Petabytes aan informatie
Cognitiewetenschappers bestuderen hoe mensen kennis van de wereld vergaren en die toepassen. Dat begint bij (of misschien al voor) de geboorte, en gaat een leven lang door. Maar hoe ordent een mens de petabytes aan informatie die via al haar zintuigen binnenkomen, en hoe zet ze dat om in voor haar nuttige (= rationele, in de cognitiewetenschap) acties? Hoewel dit nog volop onderzocht wordt, spelen zulke heuristieken daarin ongetwijfeld een grote rol. In deze visie heeft een mens een gereedschapskist (toolbox) vol met zulke heuristieken, waardoor je heel snel informatie kunt schiften en tot een besluit komen.
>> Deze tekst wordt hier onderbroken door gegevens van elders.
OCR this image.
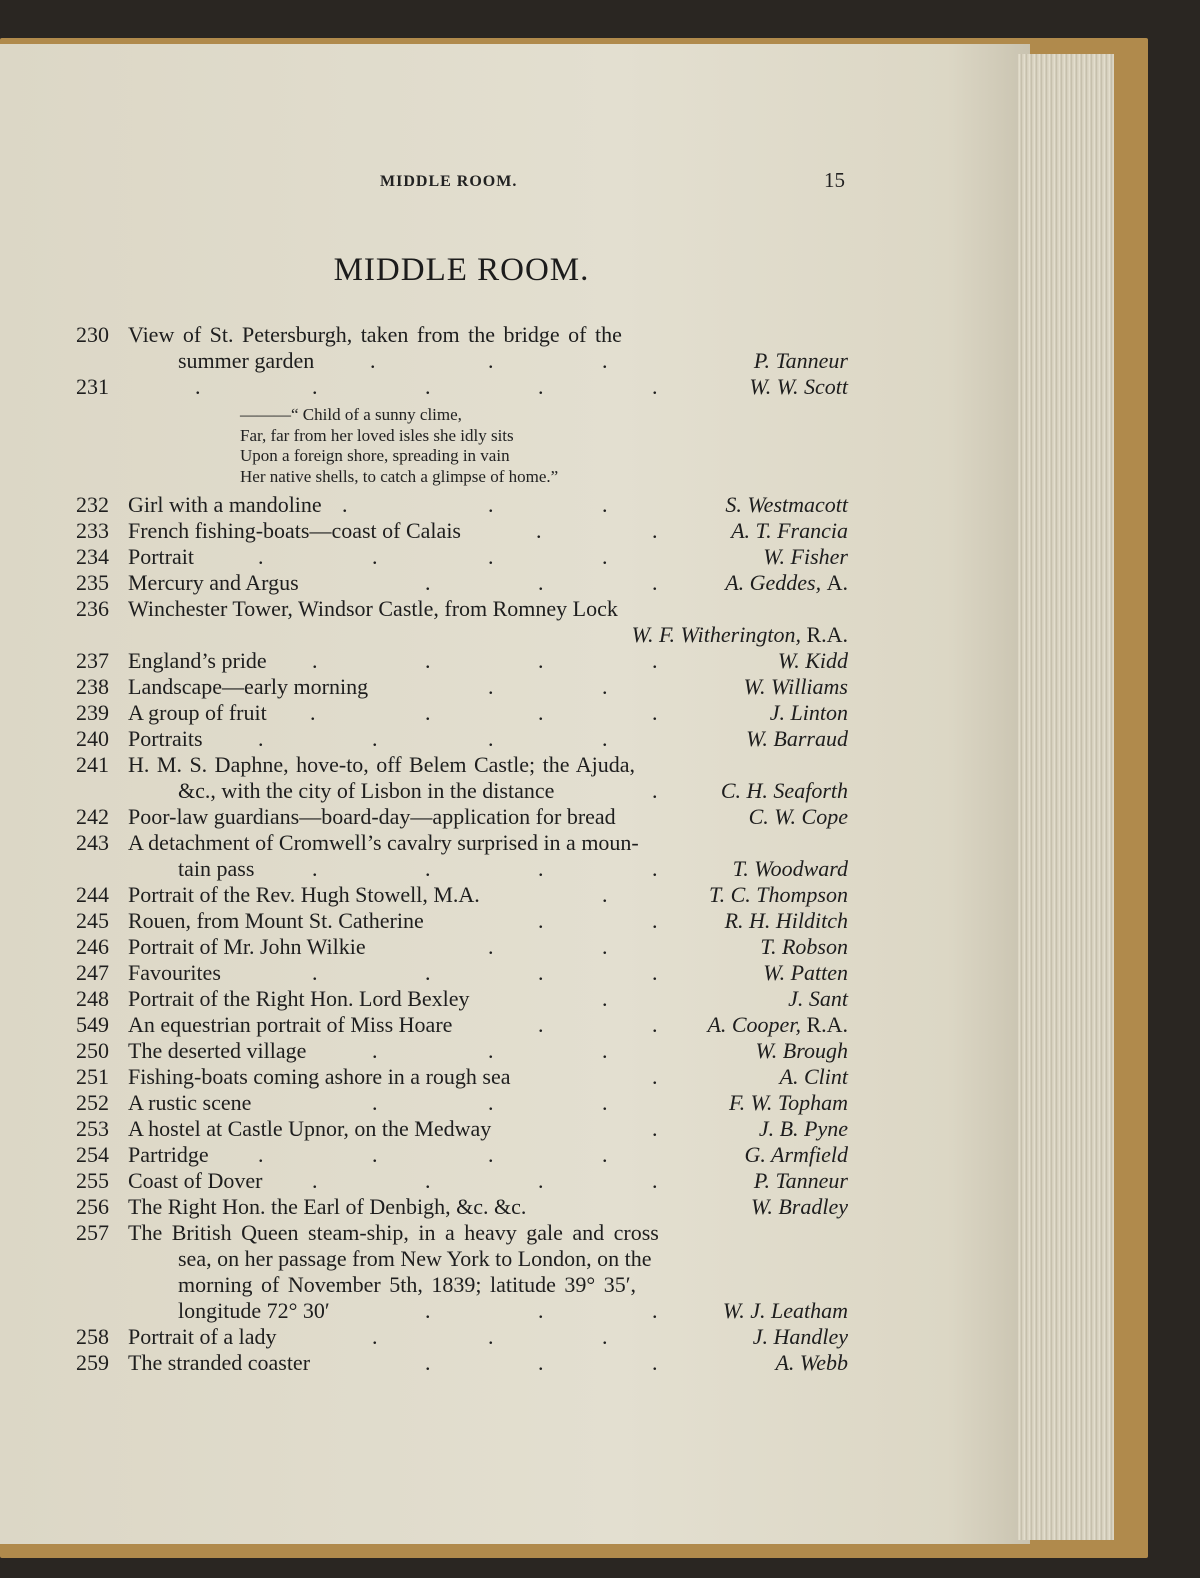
MIDDLE ROOM.	15
MIDDLE ROOM.
230 View of St. Petersburgh, taken from the bridge of the
summer garden	.	.	.	P. Tanneur
231	.	.	.	.	.	W. W. Scott
———“ Child of a sunny clime,
Far, far from her loved isles she idly sits
Upon a foreign shore, spreading in vain
Her native shells, to catch a glimpse of home.”
232 Girl with a mandoline .	.	.	S. Westmacott
233 French fishing-boats—coast of Calais	.	.	A. T. Francia
234 Portrait	.	.	.	.	W. Fisher
235 Mercury and Argus	.	.	.	A. Geddes, A.
236 Winchester Tower, Windsor Castle, from Romney Lock
W. F. Witherington, R.A.
237 England’s pride .	.	.	.	W. Kidd
238 Landscape—early morning	.	.	W. Williams
239 A group of fruit .	.	.	.	J. Linton
240 Portraits	.	.	.	.	W. Barraud
241 H. M. S. Daphne, hove-to, off Belem Castle; the Ajuda,
&c., with the city of Lisbon in the distance	.	C. H. Seaforth
242 Poor-law guardians—board-day—application for bread	C. W. Cope
243 A detachment of Cromwell’s cavalry surprised in a moun-
tain pass	.	.	.	.	T. Woodward
244 Portrait of the Rev. Hugh Stowell, M.A.	.	T. C. Thompson
245 Rouen, from Mount St. Catherine	.	.	R. H. Hilditch
246 Portrait of Mr. John Wilkie	.	.	T. Robson
247 Favourites	.	.	.	.	W. Patten
248 Portrait of the Right Hon. Lord Bexley	.	J. Sant
549 An equestrian portrait of Miss Hoare	.	. A. Cooper, R.A.
250 The deserted village	.	.	.	W. Brough
251 Fishing-boats coming ashore in a rough sea	.	A. Clint
252 A rustic scene	.	.	.	F. W. Topham
253 A hostel at Castle Upnor, on the Medway	.	J. B. Pyne
254 Partridge .	.	.	.	G. Armfield
255 Coast of Dover .	.	.	.	P. Tanneur
256 The Right Hon. the Earl of Denbigh, &c. &c.	W. Bradley
257 The British Queen steam-ship, in a heavy gale and cross
sea, on her passage from New York to London, on the
morning of November 5th, 1839; latitude 39° 35′,
longitude 72° 30′	.	.	.	W. J. Leatham
258 Portrait of a lady	.	.	.	J. Handley
259 The stranded coaster	.	.	.	A. Webb
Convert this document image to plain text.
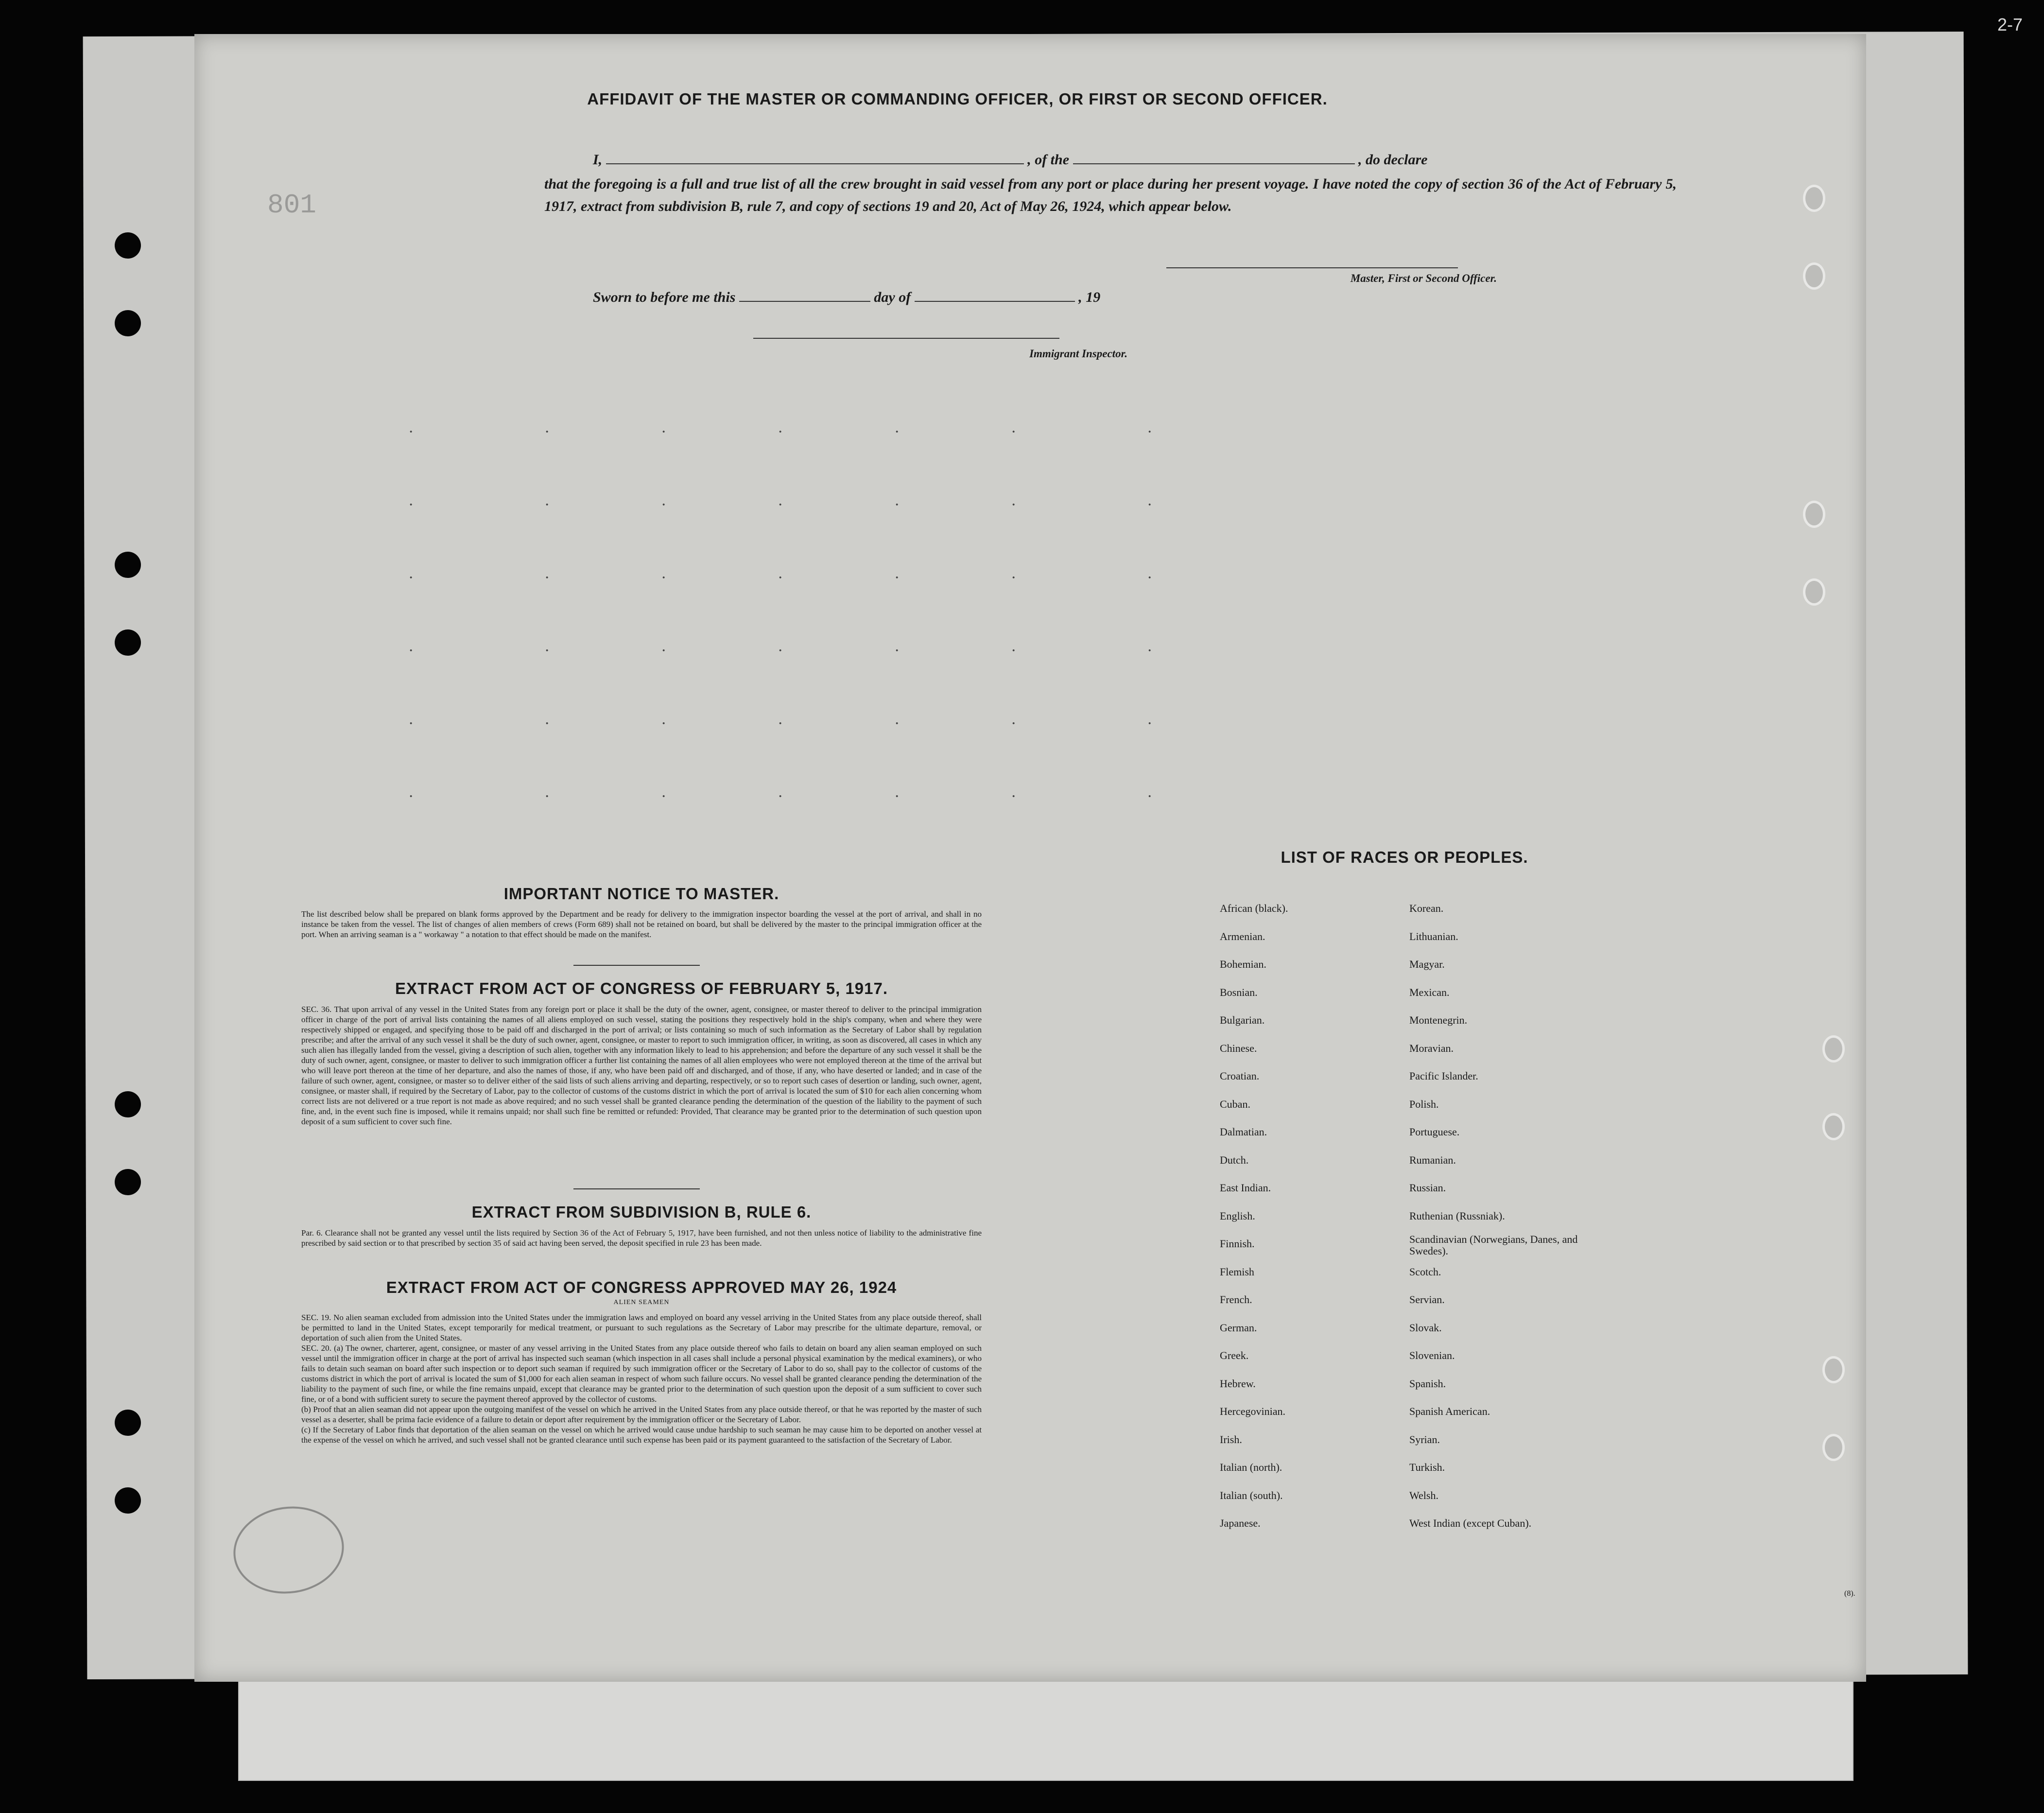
2-7
801
AFFIDAVIT OF THE MASTER OR COMMANDING OFFICER, OR FIRST OR SECOND OFFICER.
I,	, of the	, do declare
that the foregoing is a full and true list of all the crew brought in said vessel from any port or place during her present voyage. I have noted the copy of section 36 of the Act of February 5, 1917, extract from subdivision B, rule 7, and copy of sections 19 and 20, Act of May 26, 1924, which appear below.
Master, First or Second Officer.
Sworn to before me this	day of	, 19
Immigrant Inspector.
·	·	·	·	·	·	·
·	·	·	·	·	·	·
·	·	·	·	·	·	·
·	·	·	·	·	·	·
·	·	·	·	·	·	·
·	·	·	·	·	·	·
IMPORTANT NOTICE TO MASTER.
The list described below shall be prepared on blank forms approved by the Department and be ready for delivery to the immigration inspector boarding the vessel at the port of arrival, and shall in no instance be taken from the vessel. The list of changes of alien members of crews (Form 689) shall not be retained on board, but shall be delivered by the master to the principal immigration officer at the port. When an arriving seaman is a " workaway " a notation to that effect should be made on the manifest.
EXTRACT FROM ACT OF CONGRESS OF FEBRUARY 5, 1917.
SEC. 36. That upon arrival of any vessel in the United States from any foreign port or place it shall be the duty of the owner, agent, consignee, or master thereof to deliver to the principal immigration officer in charge of the port of arrival lists containing the names of all aliens employed on such vessel, stating the positions they respectively hold in the ship's company, when and where they were respectively shipped or engaged, and specifying those to be paid off and discharged in the port of arrival; or lists containing so much of such information as the Secretary of Labor shall by regulation prescribe; and after the arrival of any such vessel it shall be the duty of such owner, agent, consignee, or master to report to such immigration officer, in writing, as soon as discovered, all cases in which any such alien has illegally landed from the vessel, giving a description of such alien, together with any information likely to lead to his apprehension; and before the departure of any such vessel it shall be the duty of such owner, agent, consignee, or master to deliver to such immigration officer a further list containing the names of all alien employees who were not employed thereon at the time of the arrival but who will leave port thereon at the time of her departure, and also the names of those, if any, who have been paid off and discharged, and of those, if any, who have deserted or landed; and in case of the failure of such owner, agent, consignee, or master so to deliver either of the said lists of such aliens arriving and departing, respectively, or so to report such cases of desertion or landing, such owner, agent, consignee, or master shall, if required by the Secretary of Labor, pay to the collector of customs of the customs district in which the port of arrival is located the sum of $10 for each alien concerning whom correct lists are not delivered or a true report is not made as above required; and no such vessel shall be granted clearance pending the determination of the question of the liability to the payment of such fine, and, in the event such fine is imposed, while it remains unpaid; nor shall such fine be remitted or refunded: Provided, That clearance may be granted prior to the determination of such question upon deposit of a sum sufficient to cover such fine.
EXTRACT FROM SUBDIVISION B, RULE 6.
Par. 6. Clearance shall not be granted any vessel until the lists required by Section 36 of the Act of February 5, 1917, have been furnished, and not then unless notice of liability to the administrative fine prescribed by said section or to that prescribed by section 35 of said act having been served, the deposit specified in rule 23 has been made.
EXTRACT FROM ACT OF CONGRESS APPROVED MAY 26, 1924
ALIEN SEAMEN
SEC. 19. No alien seaman excluded from admission into the United States under the immigration laws and employed on board any vessel arriving in the United States from any place outside thereof, shall be permitted to land in the United States, except temporarily for medical treatment, or pursuant to such regulations as the Secretary of Labor may prescribe for the ultimate departure, removal, or deportation of such alien from the United States.
SEC. 20. (a) The owner, charterer, agent, consignee, or master of any vessel arriving in the United States from any place outside thereof who fails to detain on board any alien seaman employed on such vessel until the immigration officer in charge at the port of arrival has inspected such seaman (which inspection in all cases shall include a personal physical examination by the medical examiners), or who fails to detain such seaman on board after such inspection or to deport such seaman if required by such immigration officer or the Secretary of Labor to do so, shall pay to the collector of customs of the customs district in which the port of arrival is located the sum of $1,000 for each alien seaman in respect of whom such failure occurs. No vessel shall be granted clearance pending the determination of the liability to the payment of such fine, or while the fine remains unpaid, except that clearance may be granted prior to the determination of such question upon the deposit of a sum sufficient to cover such fine, or of a bond with sufficient surety to secure the payment thereof approved by the collector of customs.
(b) Proof that an alien seaman did not appear upon the outgoing manifest of the vessel on which he arrived in the United States from any place outside thereof, or that he was reported by the master of such vessel as a deserter, shall be prima facie evidence of a failure to detain or deport after requirement by the immigration officer or the Secretary of Labor.
(c) If the Secretary of Labor finds that deportation of the alien seaman on the vessel on which he arrived would cause undue hardship to such seaman he may cause him to be deported on another vessel at the expense of the vessel on which he arrived, and such vessel shall not be granted clearance until such expense has been paid or its payment guaranteed to the satisfaction of the Secretary of Labor.
LIST OF RACES OR PEOPLES.
African (black).
Armenian.
Bohemian.
Bosnian.
Bulgarian.
Chinese.
Croatian.
Cuban.
Dalmatian.
Dutch.
East Indian.
English.
Finnish.
Flemish
French.
German.
Greek.
Hebrew.
Hercegovinian.
Irish.
Italian (north).
Italian (south).
Japanese.
Korean.
Lithuanian.
Magyar.
Mexican.
Montenegrin.
Moravian.
Pacific Islander.
Polish.
Portuguese.
Rumanian.
Russian.
Ruthenian (Russniak).
Scandinavian (Norwegians, Danes, and Swedes).
Scotch.
Servian.
Slovak.
Slovenian.
Spanish.
Spanish American.
Syrian.
Turkish.
Welsh.
West Indian (except Cuban).
(8).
Iris van Rooij is cognitie-onderzoeker aan de Radboud Universiteit, en publiceerde met Radboudcollega Maria Otworowska en anderen onlangs het artikel Demons of Ecological Rationality in het vakblad Cognitive Science. Otworowska legt uit: “Mensen kunnen heel veel verschillende kenmerken in hun omgeving onderscheiden. Denk alleen maar aan alle mogelijke kleuren, objecten of gezichtsuitdrukkingen. Niettemin zou onze cognitieve machinerie zo georganiseerd kunnen zijn, dat elke heuristiek niet meer dan een paar kenmerken gebruikt om in een situatie tot een beslissing te komen. In principe is ook het aantal mogelijke acties dat een mens kan ondernemen enorm. Maar toch kan het best zo zijn, in elke gegeven situatie, dat maar een paar acties voordelig of onvoordelig zijn.”
Nieuwe heuristieken
Volgens deze theorie raakt de toolbox nooit vol; mensen nemen niet alleen voortdurend nieuwe informatie op, maar ontwikkelen of adopteren telkens ook nieuwe heuristieken. Zo heeft de lezer van dit artikel nu een nieuwe heuristiek over de inwonersaantallen van steden in zijn adaptive toolbox.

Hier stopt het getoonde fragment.